Sub-Hearing

Genevieve Chase, Veteran, Operation Enduring Freedom, Afghanistan, Founder and Executive Director, American Women Veterans

U.S. Senate Committee on Veterans' Affairs,
Testimony of Genevieve Chase,
Veteran, Operation Enduring Freedom, Afghanistan
Founder and Executive Director, American Women Veterans
July 14, 2009


Mr. Chairman and members of the Subcommittee, thank you for inviting us to testify today. My name is Genevieve Chase and I am the Founder and Executive Director of American Women Veterans (AWV). On behalf of my peers, I would like to thank you for your commitment and dedication to serving the growing number of women veterans.

I am a veteran of combat operations in Afghanistan. While serving in the Army Reserve, I volunteered for a 32 month active duty tour which included a deployment in support of Operation Enduring Freedom. On April 7, 2006, our vehicle was attacked by a suicide vehicle-borne, improvised explosive device. The car that hit our truck nearly disintegrated. Although I suffered minor external injuries, the impact of that explosion has continued to this day and I now know that we were not adequately informed of the services available to us.

The reserve soldiers I served with were discharged from active service with a five-minute out-briefing and a single sheet of paper listing websites to access for VA services. What I recall from that time was being focused on overwhelming issues like finding a job and figuring out how I was going to make it in a civilian world that had become somewhat foreign to me-- not on the service related health issues I would face in the months to come or how I would seek care for those issues.

Weeks after returning home, I began to experience additional symptoms that I now know to be characteristic of Post Traumatic Stress (PTS) and mild Traumatic Brain Injury (TBI), such as: extreme guilt, anxiety, panic attacks, and bouts of deep depression--in addition to periods of consecutive days where I suffered exhaustion from insomnia and lacked the energy to leave my apartment or speak to anyone.

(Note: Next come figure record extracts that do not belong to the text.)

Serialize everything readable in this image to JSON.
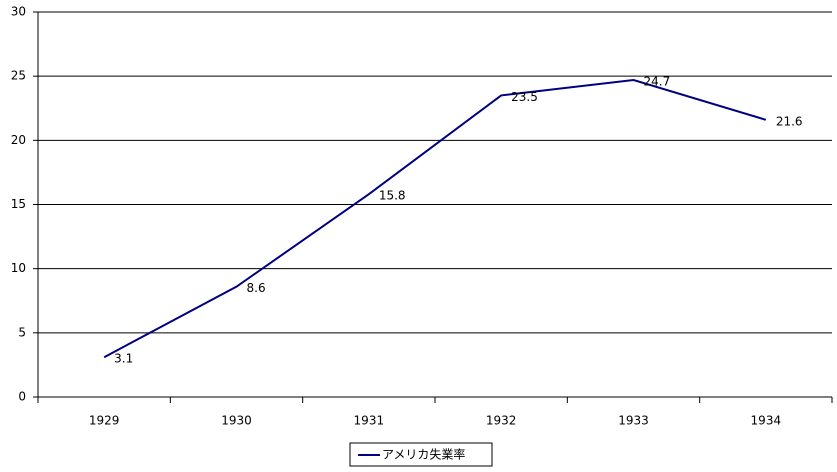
{
  "chart_data": {
    "type": "line",
    "categories": [
      "1929",
      "1930",
      "1931",
      "1932",
      "1933",
      "1934"
    ],
    "series": [
      {
        "name": "アメリカ失業率",
        "color": "#000080",
        "values": [
          3.1,
          8.6,
          15.8,
          23.5,
          24.7,
          21.6
        ]
      }
    ],
    "ylim": [
      0,
      30
    ],
    "yticks": [
      0,
      5,
      10,
      15,
      20,
      25,
      30
    ],
    "grid": true,
    "legend": "bottom"
  }
}
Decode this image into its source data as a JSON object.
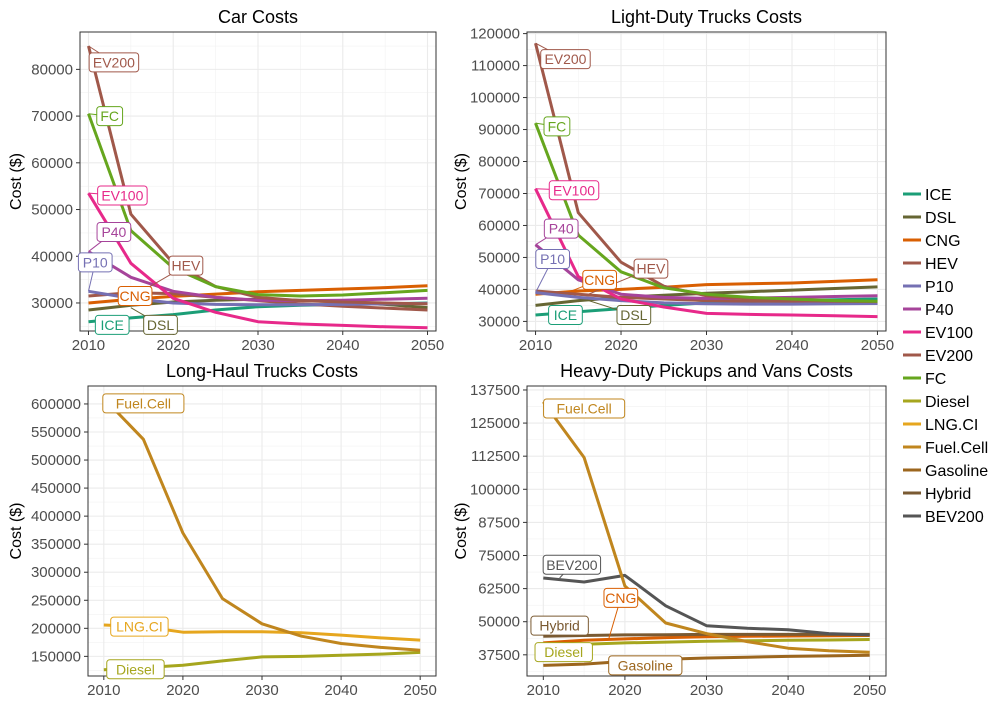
{
  "legend": {
    "position": "right",
    "entries": [
      {
        "name": "ICE",
        "color": "#1b9e77"
      },
      {
        "name": "DSL",
        "color": "#666633"
      },
      {
        "name": "CNG",
        "color": "#d95f02"
      },
      {
        "name": "HEV",
        "color": "#a0584a"
      },
      {
        "name": "P10",
        "color": "#7570b3"
      },
      {
        "name": "P40",
        "color": "#a6449a"
      },
      {
        "name": "EV100",
        "color": "#e7298a"
      },
      {
        "name": "EV200",
        "color": "#a0584a"
      },
      {
        "name": "FC",
        "color": "#66a61e"
      },
      {
        "name": "Diesel",
        "color": "#a6a61e"
      },
      {
        "name": "LNG.CI",
        "color": "#e6a61e"
      },
      {
        "name": "Fuel.Cell",
        "color": "#c0861e"
      },
      {
        "name": "Gasoline",
        "color": "#9c661e"
      },
      {
        "name": "Hybrid",
        "color": "#7a5a32"
      },
      {
        "name": "BEV200",
        "color": "#555555"
      }
    ]
  },
  "chart_data": [
    {
      "type": "line",
      "title": "Car Costs",
      "ylabel": "Cost ($)",
      "xlabel": "",
      "xlim": [
        2009,
        2051
      ],
      "ylim": [
        24000,
        88000
      ],
      "xticks": [
        2010,
        2020,
        2030,
        2040,
        2050
      ],
      "yticks": [
        30000,
        40000,
        50000,
        60000,
        70000,
        80000
      ],
      "grid": true,
      "x": [
        2010,
        2015,
        2020,
        2025,
        2030,
        2035,
        2040,
        2045,
        2050
      ],
      "series": [
        {
          "name": "ICE",
          "color": "#1b9e77",
          "values": [
            26000,
            26800,
            27500,
            28500,
            29200,
            29500,
            29700,
            29800,
            30000
          ]
        },
        {
          "name": "DSL",
          "color": "#666633",
          "values": [
            28500,
            29500,
            30200,
            30600,
            30800,
            30600,
            30200,
            29700,
            29000
          ]
        },
        {
          "name": "CNG",
          "color": "#d95f02",
          "values": [
            30000,
            30800,
            31400,
            31900,
            32400,
            32700,
            33000,
            33300,
            33700
          ]
        },
        {
          "name": "HEV",
          "color": "#a0584a",
          "values": [
            31500,
            32200,
            32000,
            31200,
            30500,
            29800,
            29300,
            28900,
            28500
          ]
        },
        {
          "name": "P10",
          "color": "#7570b3",
          "values": [
            32500,
            31000,
            30000,
            29700,
            29600,
            29600,
            29700,
            29800,
            29900
          ]
        },
        {
          "name": "P40",
          "color": "#a6449a",
          "values": [
            41000,
            35500,
            32500,
            31200,
            30600,
            30500,
            30600,
            30800,
            31000
          ]
        },
        {
          "name": "EV100",
          "color": "#e7298a",
          "values": [
            53500,
            38500,
            31000,
            28000,
            26000,
            25500,
            25200,
            24900,
            24700
          ]
        },
        {
          "name": "EV200",
          "color": "#a0584a",
          "values": [
            85000,
            49000,
            38500,
            33500,
            31200,
            30500,
            30200,
            30000,
            29800
          ]
        },
        {
          "name": "FC",
          "color": "#66a61e",
          "values": [
            70500,
            45500,
            37500,
            33500,
            31800,
            31500,
            31700,
            32200,
            32700
          ]
        }
      ],
      "annotations": [
        {
          "text": "EV200",
          "x": 2013,
          "y": 81500,
          "color": "#a0584a",
          "target_x": 2010,
          "target_y": 85000
        },
        {
          "text": "FC",
          "x": 2012.5,
          "y": 70000,
          "color": "#66a61e",
          "target_x": 2010,
          "target_y": 70500
        },
        {
          "text": "EV100",
          "x": 2014,
          "y": 53000,
          "color": "#e7298a",
          "target_x": 2010,
          "target_y": 53500
        },
        {
          "text": "P40",
          "x": 2013,
          "y": 45200,
          "color": "#a6449a",
          "target_x": 2010,
          "target_y": 41000
        },
        {
          "text": "P10",
          "x": 2010.8,
          "y": 38700,
          "color": "#7570b3",
          "target_x": 2010,
          "target_y": 32500
        },
        {
          "text": "HEV",
          "x": 2021.5,
          "y": 38000,
          "color": "#a0584a",
          "target_x": 2016,
          "target_y": 32200
        },
        {
          "text": "CNG",
          "x": 2015.5,
          "y": 31500,
          "color": "#d95f02",
          "target_x": 2013,
          "target_y": 30500
        },
        {
          "text": "ICE",
          "x": 2012.8,
          "y": 25300,
          "color": "#1b9e77",
          "target_x": 2011.5,
          "target_y": 26200
        },
        {
          "text": "DSL",
          "x": 2018.5,
          "y": 25300,
          "color": "#666633",
          "target_x": 2015,
          "target_y": 29000
        }
      ]
    },
    {
      "type": "line",
      "title": "Light-Duty Trucks Costs",
      "ylabel": "Cost ($)",
      "xlabel": "",
      "xlim": [
        2009,
        2051
      ],
      "ylim": [
        27000,
        120500
      ],
      "xticks": [
        2010,
        2020,
        2030,
        2040,
        2050
      ],
      "yticks": [
        30000,
        40000,
        50000,
        60000,
        70000,
        80000,
        90000,
        100000,
        110000,
        120000
      ],
      "grid": true,
      "x": [
        2010,
        2015,
        2020,
        2025,
        2030,
        2035,
        2040,
        2045,
        2050
      ],
      "series": [
        {
          "name": "ICE",
          "color": "#1b9e77",
          "values": [
            32000,
            33000,
            34000,
            35000,
            35800,
            36200,
            36500,
            36800,
            37000
          ]
        },
        {
          "name": "DSL",
          "color": "#666633",
          "values": [
            35000,
            36500,
            37500,
            38200,
            38800,
            39300,
            39800,
            40300,
            40800
          ]
        },
        {
          "name": "CNG",
          "color": "#d95f02",
          "values": [
            38500,
            39500,
            40000,
            40700,
            41500,
            41800,
            42000,
            42500,
            43000
          ]
        },
        {
          "name": "HEV",
          "color": "#a0584a",
          "values": [
            39500,
            38500,
            37500,
            37000,
            36500,
            36300,
            36200,
            36100,
            36000
          ]
        },
        {
          "name": "P10",
          "color": "#7570b3",
          "values": [
            39000,
            37500,
            36500,
            35800,
            35500,
            35400,
            35400,
            35500,
            35600
          ]
        },
        {
          "name": "P40",
          "color": "#a6449a",
          "values": [
            54000,
            43000,
            38500,
            37500,
            37200,
            37300,
            37500,
            37800,
            38000
          ]
        },
        {
          "name": "EV100",
          "color": "#e7298a",
          "values": [
            71500,
            44000,
            37000,
            34500,
            32500,
            32200,
            32000,
            31800,
            31500
          ]
        },
        {
          "name": "EV200",
          "color": "#a0584a",
          "values": [
            117000,
            64000,
            48500,
            41000,
            38000,
            37000,
            36500,
            36300,
            36200
          ]
        },
        {
          "name": "FC",
          "color": "#66a61e",
          "values": [
            92000,
            57000,
            45500,
            40500,
            38500,
            37500,
            37000,
            36500,
            36300
          ]
        }
      ],
      "annotations": [
        {
          "text": "EV200",
          "x": 2013.5,
          "y": 112000,
          "color": "#a0584a",
          "target_x": 2010,
          "target_y": 117000
        },
        {
          "text": "FC",
          "x": 2012.5,
          "y": 91000,
          "color": "#66a61e",
          "target_x": 2010,
          "target_y": 92000
        },
        {
          "text": "EV100",
          "x": 2014.5,
          "y": 71000,
          "color": "#e7298a",
          "target_x": 2010,
          "target_y": 71500
        },
        {
          "text": "P40",
          "x": 2013,
          "y": 59000,
          "color": "#a6449a",
          "target_x": 2010,
          "target_y": 54000
        },
        {
          "text": "P10",
          "x": 2012,
          "y": 49500,
          "color": "#7570b3",
          "target_x": 2010,
          "target_y": 39000
        },
        {
          "text": "HEV",
          "x": 2023.5,
          "y": 46500,
          "color": "#a0584a",
          "target_x": 2016,
          "target_y": 38300
        },
        {
          "text": "CNG",
          "x": 2017.5,
          "y": 43000,
          "color": "#d95f02",
          "target_x": 2014,
          "target_y": 39300
        },
        {
          "text": "ICE",
          "x": 2013.5,
          "y": 32000,
          "color": "#1b9e77",
          "target_x": 2012,
          "target_y": 32500
        },
        {
          "text": "DSL",
          "x": 2021.5,
          "y": 32000,
          "color": "#666633",
          "target_x": 2016,
          "target_y": 36700
        }
      ]
    },
    {
      "type": "line",
      "title": "Long-Haul Trucks Costs",
      "ylabel": "Cost ($)",
      "xlabel": "",
      "xlim": [
        2008,
        2052
      ],
      "ylim": [
        115000,
        632000
      ],
      "xticks": [
        2010,
        2020,
        2030,
        2040,
        2050
      ],
      "yticks": [
        150000,
        200000,
        250000,
        300000,
        350000,
        400000,
        450000,
        500000,
        550000,
        600000
      ],
      "grid": true,
      "x": [
        2010,
        2015,
        2020,
        2025,
        2030,
        2035,
        2040,
        2045,
        2050
      ],
      "series": [
        {
          "name": "Diesel",
          "color": "#a6a61e",
          "values": [
            126000,
            130000,
            134000,
            142000,
            149000,
            150000,
            152000,
            154000,
            157000
          ]
        },
        {
          "name": "LNG.CI",
          "color": "#e6a61e",
          "values": [
            206000,
            203000,
            193000,
            194000,
            194000,
            192000,
            188000,
            183000,
            179000
          ]
        },
        {
          "name": "Fuel.Cell",
          "color": "#c0861e",
          "values": [
            610000,
            537000,
            370000,
            253000,
            208000,
            186000,
            173000,
            166000,
            161000
          ]
        }
      ],
      "annotations": [
        {
          "text": "Fuel.Cell",
          "x": 2015,
          "y": 601000,
          "color": "#c0861e",
          "target_x": 2010.5,
          "target_y": 607000
        },
        {
          "text": "LNG.CI",
          "x": 2014.5,
          "y": 203000,
          "color": "#e6a61e",
          "target_x": 2010.5,
          "target_y": 205000
        },
        {
          "text": "Diesel",
          "x": 2014,
          "y": 127000,
          "color": "#a6a61e",
          "target_x": 2010.5,
          "target_y": 126000
        }
      ]
    },
    {
      "type": "line",
      "title": "Heavy-Duty Pickups and Vans Costs",
      "ylabel": "Cost ($)",
      "xlabel": "",
      "xlim": [
        2008,
        2052
      ],
      "ylim": [
        29500,
        139000
      ],
      "xticks": [
        2010,
        2020,
        2030,
        2040,
        2050
      ],
      "yticks": [
        37500,
        50000,
        62500,
        75000,
        87500,
        100000,
        112500,
        125000,
        137500
      ],
      "grid": true,
      "x": [
        2010,
        2015,
        2020,
        2025,
        2030,
        2035,
        2040,
        2045,
        2050
      ],
      "series": [
        {
          "name": "Diesel",
          "color": "#a6a61e",
          "values": [
            41000,
            41500,
            42000,
            42300,
            42600,
            42800,
            43000,
            43100,
            43300
          ]
        },
        {
          "name": "CNG",
          "color": "#d95f02",
          "values": [
            42000,
            43000,
            43500,
            44000,
            44300,
            44500,
            44600,
            44700,
            44800
          ]
        },
        {
          "name": "Gasoline",
          "color": "#9c661e",
          "values": [
            33500,
            34000,
            35000,
            35800,
            36300,
            36600,
            36900,
            37100,
            37300
          ]
        },
        {
          "name": "Hybrid",
          "color": "#7a5a32",
          "values": [
            44500,
            44800,
            45000,
            45100,
            45200,
            45200,
            45200,
            45200,
            45200
          ]
        },
        {
          "name": "BEV200",
          "color": "#555555",
          "values": [
            66500,
            65000,
            67500,
            56000,
            48500,
            47500,
            47000,
            45500,
            45000
          ]
        },
        {
          "name": "Fuel.Cell",
          "color": "#c0861e",
          "values": [
            133000,
            112000,
            63500,
            49500,
            45500,
            42500,
            40000,
            39000,
            38500
          ]
        }
      ],
      "annotations": [
        {
          "text": "Fuel.Cell",
          "x": 2015,
          "y": 130500,
          "color": "#c0861e",
          "target_x": 2010.5,
          "target_y": 132000
        },
        {
          "text": "BEV200",
          "x": 2013.5,
          "y": 71500,
          "color": "#555555",
          "target_x": 2012,
          "target_y": 66500
        },
        {
          "text": "CNG",
          "x": 2019.5,
          "y": 59000,
          "color": "#d95f02",
          "target_x": 2018,
          "target_y": 43300
        },
        {
          "text": "Hybrid",
          "x": 2012,
          "y": 48500,
          "color": "#7a5a32",
          "target_x": 2012,
          "target_y": 44700
        },
        {
          "text": "Diesel",
          "x": 2012.5,
          "y": 38500,
          "color": "#a6a61e",
          "target_x": 2011,
          "target_y": 41100
        },
        {
          "text": "Gasoline",
          "x": 2022.5,
          "y": 33500,
          "color": "#9c661e",
          "target_x": 2018,
          "target_y": 34600
        }
      ]
    }
  ]
}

During the past two years, I have gone to the VA website repeatedly and called the VA to pursue an assessment and screening for TBI and other related issues. After attempting to navigate through the bureaucracy, I gave up, frustrated by an unclear website and unfriendly service on the other end of the phone. I looked to the VA for help when I most needed it, but never succeeded in completing my enrollment, let alone actually receiving the care I needed. In communicating with other veterans, I have found that I am hardly alone in this.

While the VA struggles to catch up and provide adequate, gender specific care to previous generations of women veterans, the total number of women veterans is projected to double in the next 10 years. It is vital that this nation proactively address--immediately--the broad spectrum of treatment needs for this significant increase in the women veterans population. VA resources for women must expand to meet the growing number of combat-experienced women and women dealing with PTS, Military Sexual Trauma (MST) and TBI must be able to find easily accessible and concise information and guidance about these vital services when needed. Veterans should not need a third party to help them navigate the VA system.

AWV believes that women veterans of all generations are entitled to VA services that include women-only clinics, women providers, holistic care, extended service hours, off-site care, PTSD and MST peer support groups, and availability of childcare during clinic visits. But even with all of these services; women must know they are eligible, must be enrolled and must have access to the VA.

Despite the VA's efforts and claims of educating and reaching out to today's new veterans, the message is not getting through. Even minor changes in the delivery of this message can have a huge impact. As just one example, many women veterans have expressed to me that they would prefer to receive immediate email updates on VA benefits and services rather than periodic automatic mailings which don't always get forwarded through the postal system.
 
Briefings, workshops and enrollment for VA benefits must be mandatory, and should be conducted by knowledgeable representatives from the VA. Reaching out to all veterans prior to their discharge would address several issues to include:

Raising awareness and knowledge of eligibility of benefits and care,
Allowing continuity of care and eligibility from hospital to hospital, and
Offering immediate availability of physical and mental health care when needed, rather than after lengthy and unknown waiting periods.
Veterans getting the care they need, when they need it, can help to prevent a number of extended issues to include extreme depression which contributes significantly to the risk of homelessness, substance abuse and suicide.

In closing, our nation's veterans from all eras answered this country's call to service and the VA has the unique and rapidly growing challenge of ensuring easily accessible, quality services for women veterans across the spectrum, from child-bearing years to those well beyond retirement. On behalf of American Women Veterans, thank you for working to honor and repay the service of all veterans through this inclusive dialogue, and we thank you for your commitment to ensure the quality and scope of physical and mental healthcare that today's women veterans have earned by their service.


Ladies, gentlemen and Mr. Chairman, I thank you for your time and consideration and welcome your questions.